One significant issue is that most programming languages are inherently temporally inexpressive, having either full order (imperative/impure functional) or no order (purely functional). Ideally the language would make it easy to organize statement in such a way that a programmer could indicate a partial ordering relation without having to use function composition. Additionally, a big problem with function composition in purely functional programming is that multiple long function compositions can only be ordered as monolithic units, however in many cases being able to order at the individual function level is desirable. If a language had an explicit notion of relative temporal index for statements (which could be adjusted) it would be a nice win for writing concurrent code. That would also let compiler writers lift a lot of the stuff they do up to the program source level as macros (which would be a HUGE win).
A futures library solves the case where, in an imperative programming language, the programmer writes a block to compute A, a block to compute B, then combines A and B. Pure FP works fine in that case, since writing (+ (compute-A) (compute-B)) does the same ordering.
It seems to me pure FP is fine unless computations for A and B have interdependencies, which would result in duplicate computation in pure FP unless you can refactor to a different algorithm. I'm not sure I understand what you mean by wanting to control ordering at a "the individual functional level", unless you mean interdependencies between computations done in "monolithic units".
A->(loop B until done)->C
A->(loop D until done)->E
C-\
+-> F
E-/
Something like that. Am I one the right track?
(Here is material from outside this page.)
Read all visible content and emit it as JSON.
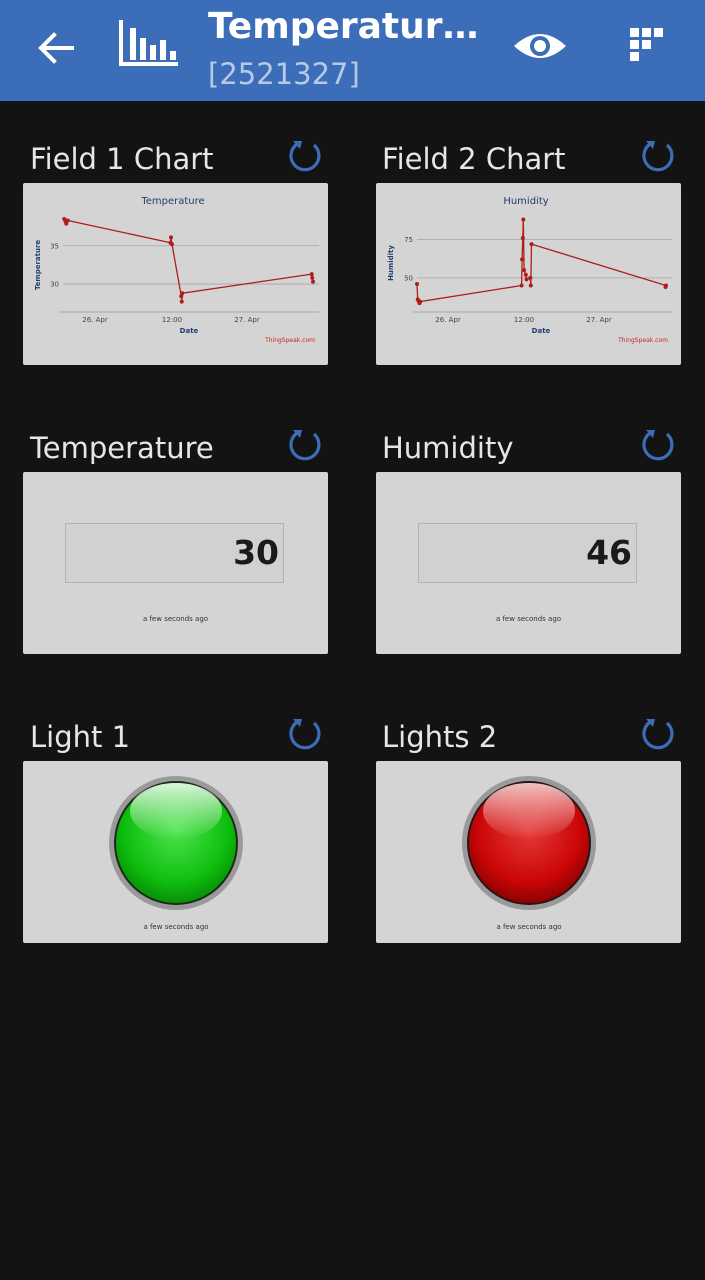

No, because I can still express that in pure FP:
(let [(A (compute-A))]
(let [(C (compute-C A)
(E (compute-E A)]
(compute-F C E)))
Trying again ...
A->(loop B until (valid B D))->C
A->(loop D until (valid D B))->E
C-\
+-> F
E-/
Is that better? Care to help me understand what you're getting at?
I was thinking more along the lines of working around data-locality issues. For instance, imagine that you have code that requires very high latency fetches, or you are working with a data set that doesn't fit in memory. Typically, you have to develop modified algorithms that for these scenarios, but there is no reason that a minimal fiber scheduler couldn't adapt seamlessly. Even better, if your conditions change (like for instance, mobile devices moving from low throughput to high throughput links) a scheduler can adapt, but the hand rolled algorithm must be re-coded.